Leanne Caret, president and CEO of Boeing Defense, Space & Security, and Ted Colbert, president and CEO of Boeing Global Services, voiced similar sentiments.
Turning to other programs, Deal said the in-development 777X will fly in early 2020, and “we plan to deliver the airplane in the early 2021 timeframe, slightly later than originally hoped.” Meanwhile, the company has a backlog of more than 5,500 commercial aircraft, and with global demand forecast for more than 44,000 airliners over the next 20 years at an estimated value of $16 trillion, “the fundamentals remain in place” for strong growth, Deal said.
Caret noted Boeing projects $2.5 trillion in defense and space market opportunities over the next decade and is “continuing to see demand from the U.S. and partners around the world,” with a significant portion coming from the Middle East.
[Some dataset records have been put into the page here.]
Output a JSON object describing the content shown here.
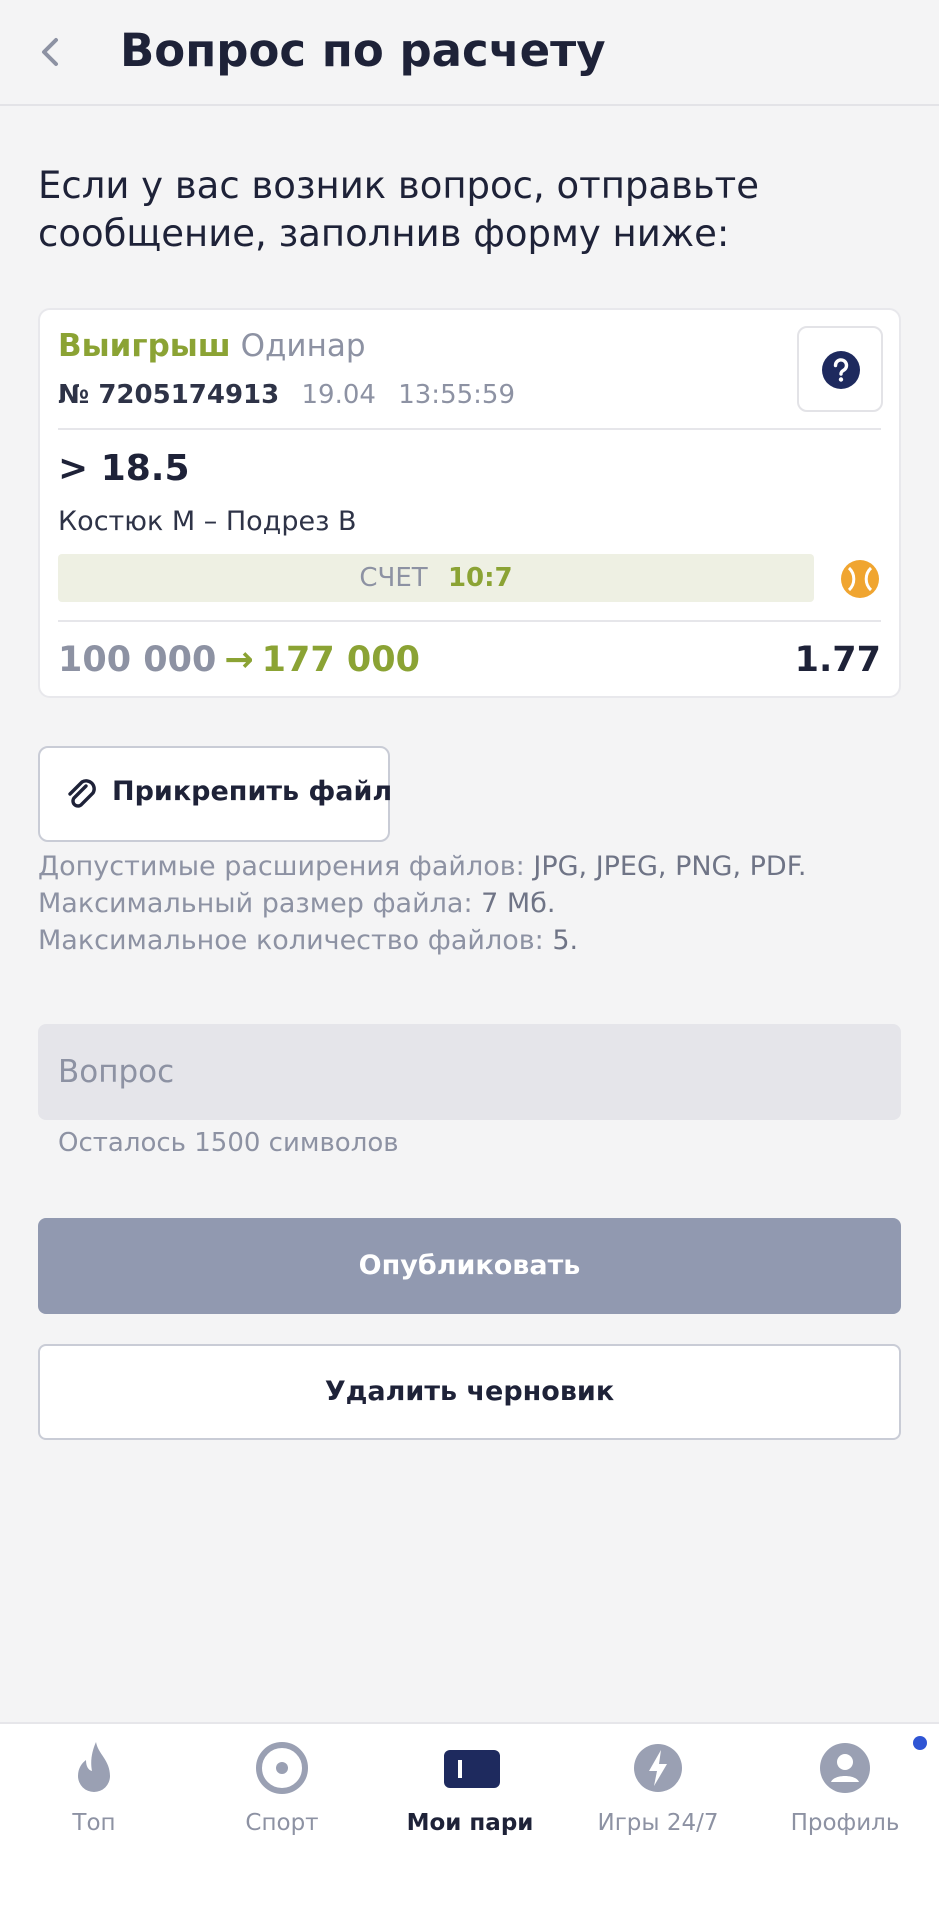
{
  "header": {
    "title": "Вопрос по расчету",
    "back_icon": "chevron-left-icon"
  },
  "intro": "Если у вас возник вопрос, отправьте сообщение, заполнив форму ниже:",
  "bet": {
    "status": "Выигрыш",
    "type": "Одинар",
    "number": "№ 7205174913",
    "date": "19.04",
    "time": "13:55:59",
    "outcome": "> 18.5",
    "match": "Костюк М – Подрез В",
    "score_label": "СЧЕТ",
    "score_value": "10:7",
    "stake": "100 000",
    "arrow": "→",
    "payout": "177 000",
    "odds": "1.77",
    "help_icon": "question-circle-icon",
    "sport_icon": "tennis-ball-icon"
  },
  "attach": {
    "label": "Прикрепить файл",
    "icon": "paperclip-icon"
  },
  "rules": {
    "ext_label": "Допустимые расширения файлов:",
    "ext_value": "JPG, JPEG, PNG, PDF.",
    "size_label": "Максимальный размер файла:",
    "size_value": "7 Мб.",
    "count_label": "Максимальное количество файлов:",
    "count_value": "5."
  },
  "question": {
    "placeholder": "Вопрос",
    "value": "",
    "counter": "Осталось 1500 символов"
  },
  "buttons": {
    "publish": "Опубликовать",
    "delete_draft": "Удалить черновик"
  },
  "tabs": [
    {
      "label": "Топ",
      "icon": "flame-icon"
    },
    {
      "label": "Спорт",
      "icon": "target-icon"
    },
    {
      "label": "Мои пари",
      "icon": "ticket-icon",
      "active": true
    },
    {
      "label": "Игры 24/7",
      "icon": "lightning-icon"
    },
    {
      "label": "Профиль",
      "icon": "user-icon",
      "notification": true
    }
  ],
  "colors": {
    "accent_green": "#8ba334",
    "dark": "#1e2238",
    "muted": "#8d92a3",
    "publish_bg": "#9199b0",
    "live_orange": "#f0a530",
    "notif_blue": "#2f55d4"
  }
}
Caret cited the KC-46 Pegasus aerial refueling tanker, the new T-7 jet trainer, and the CH-47F Chinook and AH-64 Apache military helicopters as ideally suited to Middle East customers.
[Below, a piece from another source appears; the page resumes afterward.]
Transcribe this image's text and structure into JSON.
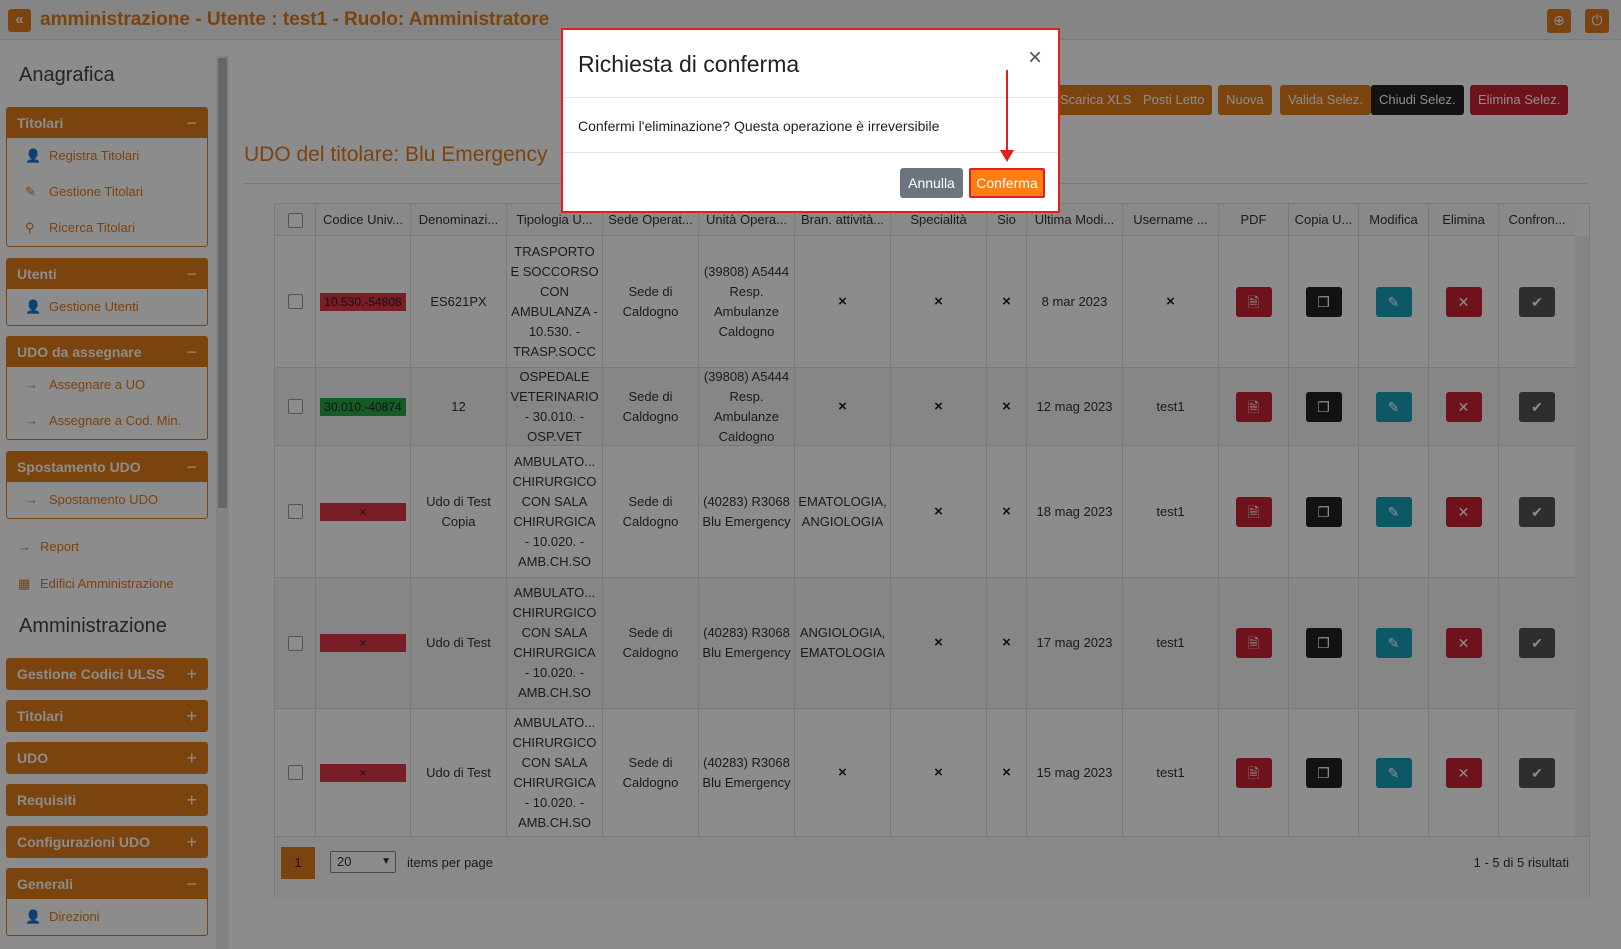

Boeing is also the prime contractor for the International Space Station, and Caret congratulated the UAE Space Agency and astronaut Hazzaa Al Mansoori on his recent mission to the space station.
With less than 20 percent of the world’s military aircraft fleet slated for replacement over the next decade, Boeing also sees substantial demand for upgrades, maintenance, and service life extension programs, creating large opportunities for its Global Services division.
“The strength of Boeing is our unrivaled ability to deliver lifecycle value for our customers,” Colbert said.
Boeing estimates global demand for $225 billion in commercial and government services over the next decade, with the Middle East ranking fourth in global aftermarket growth behind the U.S., Europe, and Asia-Pacific.
Colbert said that Boeing maintains two parts hubs in Dubai that stock some 1.7 million parts to support customers. With big data analytics expected to play a growing role in predictive maintenance and other aftermarket services, Boeing has been operating a digital analytics hub in the UAE since 2007, although it’s been used primarily for flight planning services through its Jeppesen division.